An Artistic Mindset Is Fundamental for Business Leaders

How can leaders make sure they are asking the right questions and adopt a mindset to foster innovation? Here Professor Nir Hindi analyzes how business leaders can utilize an artistic mentality that encourages questioning established norms to achieve success.

Leaders commonly attempt to implement innovation by following recommendations such as participating in workshops, using the latest technologies, and hiring external experts. Yet, even with all of this, they find themselves struggling to work their way towards success. This is usually due to a leader’s tendency to focus on specific policies rather than embracing a particular mindset.

So, what kind of mindset should be adopted in order to actually nurture innovation? I believe that the solution is an artistic mindset, a mix of artistic behaviors, and knowledge that artists accumulate through their training – and that the business community seems to lack.

People usually assume the arts have nothing to do with business and, therefore, there is nothing for business leaders to learn from artists. This couldn’t be farther from the truth.

The everyday life of an artist revolves around the expression and carrying out of imagined and conceptual ideas, which in turn push these same creators to go even further in order to gain new, more unique insight and more importantly to attempt to realize them at all cost. Entrepreneurs do the same when searching for a solution to a business problem. But while business professionals are trained to execute, artists are trained to create and this fundamental difference shows how professionals in a corporate environment can succeed by changing their mindset to think more like an artist and establish fertile ground for innovation to grow.

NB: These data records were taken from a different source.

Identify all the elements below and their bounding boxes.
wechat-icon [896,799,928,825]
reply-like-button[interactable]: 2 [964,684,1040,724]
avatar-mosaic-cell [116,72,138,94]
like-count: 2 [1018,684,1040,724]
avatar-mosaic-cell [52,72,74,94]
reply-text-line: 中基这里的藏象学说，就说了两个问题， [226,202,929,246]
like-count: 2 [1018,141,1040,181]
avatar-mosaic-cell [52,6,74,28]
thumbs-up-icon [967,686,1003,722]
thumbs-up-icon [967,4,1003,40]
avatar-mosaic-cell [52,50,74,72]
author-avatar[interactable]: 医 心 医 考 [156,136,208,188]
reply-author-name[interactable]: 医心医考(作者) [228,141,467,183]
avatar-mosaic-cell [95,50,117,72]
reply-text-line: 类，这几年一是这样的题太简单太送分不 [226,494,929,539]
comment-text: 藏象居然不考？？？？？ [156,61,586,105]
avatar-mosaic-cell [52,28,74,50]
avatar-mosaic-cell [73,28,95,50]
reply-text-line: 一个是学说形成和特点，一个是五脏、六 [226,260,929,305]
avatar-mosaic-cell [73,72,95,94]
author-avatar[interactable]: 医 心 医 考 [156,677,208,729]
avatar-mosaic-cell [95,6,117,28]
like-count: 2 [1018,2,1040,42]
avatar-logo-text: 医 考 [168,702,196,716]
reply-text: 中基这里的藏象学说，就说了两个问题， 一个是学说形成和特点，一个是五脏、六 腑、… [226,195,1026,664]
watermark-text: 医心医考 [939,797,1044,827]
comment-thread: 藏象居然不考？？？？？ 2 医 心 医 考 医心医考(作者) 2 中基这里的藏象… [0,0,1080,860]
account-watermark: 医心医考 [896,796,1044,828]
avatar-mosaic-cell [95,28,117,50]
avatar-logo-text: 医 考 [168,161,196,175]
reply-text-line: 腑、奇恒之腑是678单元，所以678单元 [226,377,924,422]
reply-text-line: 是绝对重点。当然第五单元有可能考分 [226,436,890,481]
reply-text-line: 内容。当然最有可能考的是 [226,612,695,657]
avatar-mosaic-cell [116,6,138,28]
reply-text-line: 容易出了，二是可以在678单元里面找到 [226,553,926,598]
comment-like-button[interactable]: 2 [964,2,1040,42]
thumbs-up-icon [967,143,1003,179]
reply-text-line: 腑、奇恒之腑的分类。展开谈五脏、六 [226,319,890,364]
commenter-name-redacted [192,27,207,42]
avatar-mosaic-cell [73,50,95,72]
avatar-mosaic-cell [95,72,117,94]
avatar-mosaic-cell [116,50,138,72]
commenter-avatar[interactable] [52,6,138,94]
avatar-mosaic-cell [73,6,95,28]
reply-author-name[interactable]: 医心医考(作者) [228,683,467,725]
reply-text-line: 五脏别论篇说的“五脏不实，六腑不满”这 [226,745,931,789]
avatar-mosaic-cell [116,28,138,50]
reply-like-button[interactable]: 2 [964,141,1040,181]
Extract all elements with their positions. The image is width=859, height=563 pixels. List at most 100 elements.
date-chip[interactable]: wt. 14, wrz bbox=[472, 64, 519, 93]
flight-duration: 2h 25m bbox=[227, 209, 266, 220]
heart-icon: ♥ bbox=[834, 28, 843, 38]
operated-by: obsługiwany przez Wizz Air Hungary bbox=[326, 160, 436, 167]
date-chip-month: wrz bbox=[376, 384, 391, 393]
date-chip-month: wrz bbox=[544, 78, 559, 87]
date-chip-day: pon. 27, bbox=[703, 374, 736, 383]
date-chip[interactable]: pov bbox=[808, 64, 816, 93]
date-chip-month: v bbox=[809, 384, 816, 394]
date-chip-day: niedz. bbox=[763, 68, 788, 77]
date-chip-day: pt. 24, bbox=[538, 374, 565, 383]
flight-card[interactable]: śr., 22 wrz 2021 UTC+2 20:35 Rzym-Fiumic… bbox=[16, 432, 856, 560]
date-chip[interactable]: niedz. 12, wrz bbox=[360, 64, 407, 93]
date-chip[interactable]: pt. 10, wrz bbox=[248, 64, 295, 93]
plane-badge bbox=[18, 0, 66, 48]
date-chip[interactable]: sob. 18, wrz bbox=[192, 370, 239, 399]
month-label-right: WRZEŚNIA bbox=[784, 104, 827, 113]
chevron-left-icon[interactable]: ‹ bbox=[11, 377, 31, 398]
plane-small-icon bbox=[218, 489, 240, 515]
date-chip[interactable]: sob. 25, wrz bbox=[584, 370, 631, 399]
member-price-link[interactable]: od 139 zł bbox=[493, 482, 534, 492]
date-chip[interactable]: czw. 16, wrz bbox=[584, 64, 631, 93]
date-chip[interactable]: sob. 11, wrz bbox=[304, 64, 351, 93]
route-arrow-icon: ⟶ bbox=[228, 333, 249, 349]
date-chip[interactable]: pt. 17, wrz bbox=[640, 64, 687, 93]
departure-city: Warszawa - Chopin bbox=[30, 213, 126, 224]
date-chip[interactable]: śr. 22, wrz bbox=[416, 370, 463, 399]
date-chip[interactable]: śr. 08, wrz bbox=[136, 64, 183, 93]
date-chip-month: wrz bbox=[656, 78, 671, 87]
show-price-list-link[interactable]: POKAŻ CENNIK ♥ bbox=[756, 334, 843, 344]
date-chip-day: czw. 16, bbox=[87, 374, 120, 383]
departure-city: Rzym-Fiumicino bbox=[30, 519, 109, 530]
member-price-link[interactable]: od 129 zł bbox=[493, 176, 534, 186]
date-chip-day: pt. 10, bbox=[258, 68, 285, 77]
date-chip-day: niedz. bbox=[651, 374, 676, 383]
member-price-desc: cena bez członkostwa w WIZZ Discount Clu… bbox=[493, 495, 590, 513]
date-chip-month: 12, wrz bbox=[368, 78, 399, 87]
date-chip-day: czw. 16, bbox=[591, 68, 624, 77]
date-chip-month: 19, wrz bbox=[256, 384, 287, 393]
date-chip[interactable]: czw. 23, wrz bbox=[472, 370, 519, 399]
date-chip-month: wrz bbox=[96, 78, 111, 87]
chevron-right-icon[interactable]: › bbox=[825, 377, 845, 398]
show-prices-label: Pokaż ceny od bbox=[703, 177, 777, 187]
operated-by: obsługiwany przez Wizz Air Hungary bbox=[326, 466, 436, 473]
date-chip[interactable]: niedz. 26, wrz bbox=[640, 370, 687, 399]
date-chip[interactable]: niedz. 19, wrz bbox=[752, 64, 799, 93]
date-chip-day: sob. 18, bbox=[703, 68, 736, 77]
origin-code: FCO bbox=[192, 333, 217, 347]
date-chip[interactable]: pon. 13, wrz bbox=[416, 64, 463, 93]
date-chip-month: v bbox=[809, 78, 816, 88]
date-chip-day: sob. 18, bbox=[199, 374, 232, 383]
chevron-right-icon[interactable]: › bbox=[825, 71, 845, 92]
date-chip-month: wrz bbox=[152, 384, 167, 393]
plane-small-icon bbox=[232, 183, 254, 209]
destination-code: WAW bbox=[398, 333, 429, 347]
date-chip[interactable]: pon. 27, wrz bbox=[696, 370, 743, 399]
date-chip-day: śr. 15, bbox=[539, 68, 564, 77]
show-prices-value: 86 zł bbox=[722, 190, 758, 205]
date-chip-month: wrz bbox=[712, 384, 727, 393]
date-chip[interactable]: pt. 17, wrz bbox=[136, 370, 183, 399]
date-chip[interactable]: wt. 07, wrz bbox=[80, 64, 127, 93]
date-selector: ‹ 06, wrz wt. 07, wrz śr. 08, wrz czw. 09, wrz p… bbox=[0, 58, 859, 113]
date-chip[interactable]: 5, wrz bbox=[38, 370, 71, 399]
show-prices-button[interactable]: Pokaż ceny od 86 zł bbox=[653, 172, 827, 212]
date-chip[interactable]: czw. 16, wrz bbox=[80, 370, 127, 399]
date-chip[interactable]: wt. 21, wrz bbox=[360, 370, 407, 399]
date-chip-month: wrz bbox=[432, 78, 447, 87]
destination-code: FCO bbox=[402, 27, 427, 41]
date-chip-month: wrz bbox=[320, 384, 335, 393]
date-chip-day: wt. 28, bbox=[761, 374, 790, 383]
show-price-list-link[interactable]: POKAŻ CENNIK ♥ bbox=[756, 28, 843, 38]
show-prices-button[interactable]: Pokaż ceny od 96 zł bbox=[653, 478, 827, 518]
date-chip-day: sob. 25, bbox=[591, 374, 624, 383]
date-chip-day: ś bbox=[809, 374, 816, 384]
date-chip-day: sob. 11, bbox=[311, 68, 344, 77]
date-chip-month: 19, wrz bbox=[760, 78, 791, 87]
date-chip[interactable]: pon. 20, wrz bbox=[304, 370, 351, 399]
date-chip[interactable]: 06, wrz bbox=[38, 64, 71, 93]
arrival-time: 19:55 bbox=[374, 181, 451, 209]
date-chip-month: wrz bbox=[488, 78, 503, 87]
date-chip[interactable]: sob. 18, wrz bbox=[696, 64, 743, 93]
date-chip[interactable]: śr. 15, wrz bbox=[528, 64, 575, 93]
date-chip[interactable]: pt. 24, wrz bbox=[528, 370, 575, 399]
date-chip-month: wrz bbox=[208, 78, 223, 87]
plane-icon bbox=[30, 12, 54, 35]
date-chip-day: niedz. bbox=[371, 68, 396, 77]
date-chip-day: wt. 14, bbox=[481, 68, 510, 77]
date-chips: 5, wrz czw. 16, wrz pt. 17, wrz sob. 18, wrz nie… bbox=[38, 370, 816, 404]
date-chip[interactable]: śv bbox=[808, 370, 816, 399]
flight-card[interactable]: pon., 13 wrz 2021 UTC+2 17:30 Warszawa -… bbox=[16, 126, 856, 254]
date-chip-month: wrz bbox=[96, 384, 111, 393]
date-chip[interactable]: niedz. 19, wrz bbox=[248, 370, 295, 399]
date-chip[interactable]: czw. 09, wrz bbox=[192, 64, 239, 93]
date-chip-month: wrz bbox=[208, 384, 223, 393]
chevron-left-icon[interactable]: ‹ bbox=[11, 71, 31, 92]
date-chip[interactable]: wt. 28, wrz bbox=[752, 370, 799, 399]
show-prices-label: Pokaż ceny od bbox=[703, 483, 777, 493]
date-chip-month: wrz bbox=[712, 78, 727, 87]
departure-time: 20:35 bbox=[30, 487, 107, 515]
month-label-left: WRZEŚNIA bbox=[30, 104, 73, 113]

Observation is a skill artists are particularly well-trained in and that business professionals must strengthen. For example, executives must understand their customers’ behaviors in order to not only respond to their needs but anticipate them. Yet, having eyes doesn’t necessarily translate into actually seeing. Therefore, observation is a skill to be developed, practiced, and honed. Here, artists can teach us a great deal in their ability to observe and pull valuable insight from those observations.

The next step, once the artist goes through a process of observation, is the questioning of what has been observed.

Throughout the traditional education system, and afterwards in the job market, we often focus on finding the right answer instead of looking for the right question. This approach can lead to the tendency to execute without even questioning whether the action makes sense. For example, until 2007, it was considered a given that mobile phones needed a keyboard (that took up 65% of the phone’s surface.) It took Apple to finally ask the simple question: “do we need a keyboard?” and the rest is history. But artists are traditionally the ones encouraged, in their education and their practice, to question everything. This probing is essential to their work and it enables the exploration of grey areas and offers different interpretations – and it helps artists be original within their field of work.  Consider Marcel Duchamp, who challenged the very essence of art by using daily products and labeling them as art. By so doing, Duchamp changed the course of history – referring to art as a concept and not as an object.

There are different ways to help business professionals develop their artistic mindsets. Companies can create their own Artist-in-Residence programs or build project collaborations with artists, for example like Stratasys, a market leader in 3D, is doing.

In an experience-based economy and with a human-centric approach, artists have the advantage in understanding customers to offer solutions. Yes, artists are the new startup founders. As of September 2020, Snap market value is $36.23 billion, Airbnb’s is $31 billion, Patreon $1.2 billion and Square’s is $67.47 billion (USD). What do these companies have in common? Some would say they are innovative and creative, that they are revolutionary. And indeed they are.  These companies have leveraged new technologies to reshape their industries and create multibillion-dollar businesses.

However, there is another similarity amongst them. Each of these companies have founders, or co-founders, with backgrounds in art and design. Evan Spiegel from Snap is a product designer; Joe Gebbia and Brian Chesky from Airbnb are designers, Jack Conte from Patreon is a musician and Jim McKelvey from Square is an engineer and a glass artist.

Art is not necessarily the object – the painting or sculpture – but rather the act of creation and, before that, the way of thinking, of considering and probing. In the rapidly changing and uncertain world in which we find ourselves today, we must adopt new ways of thinking. Thus, the next time you rush to use an innovation tool, remember that while these tools remain fundamental to our attempts, it is only when we connect them to a new mindset that we are able to leverage them for true, innovative success. That’s the value of an artistic mindset.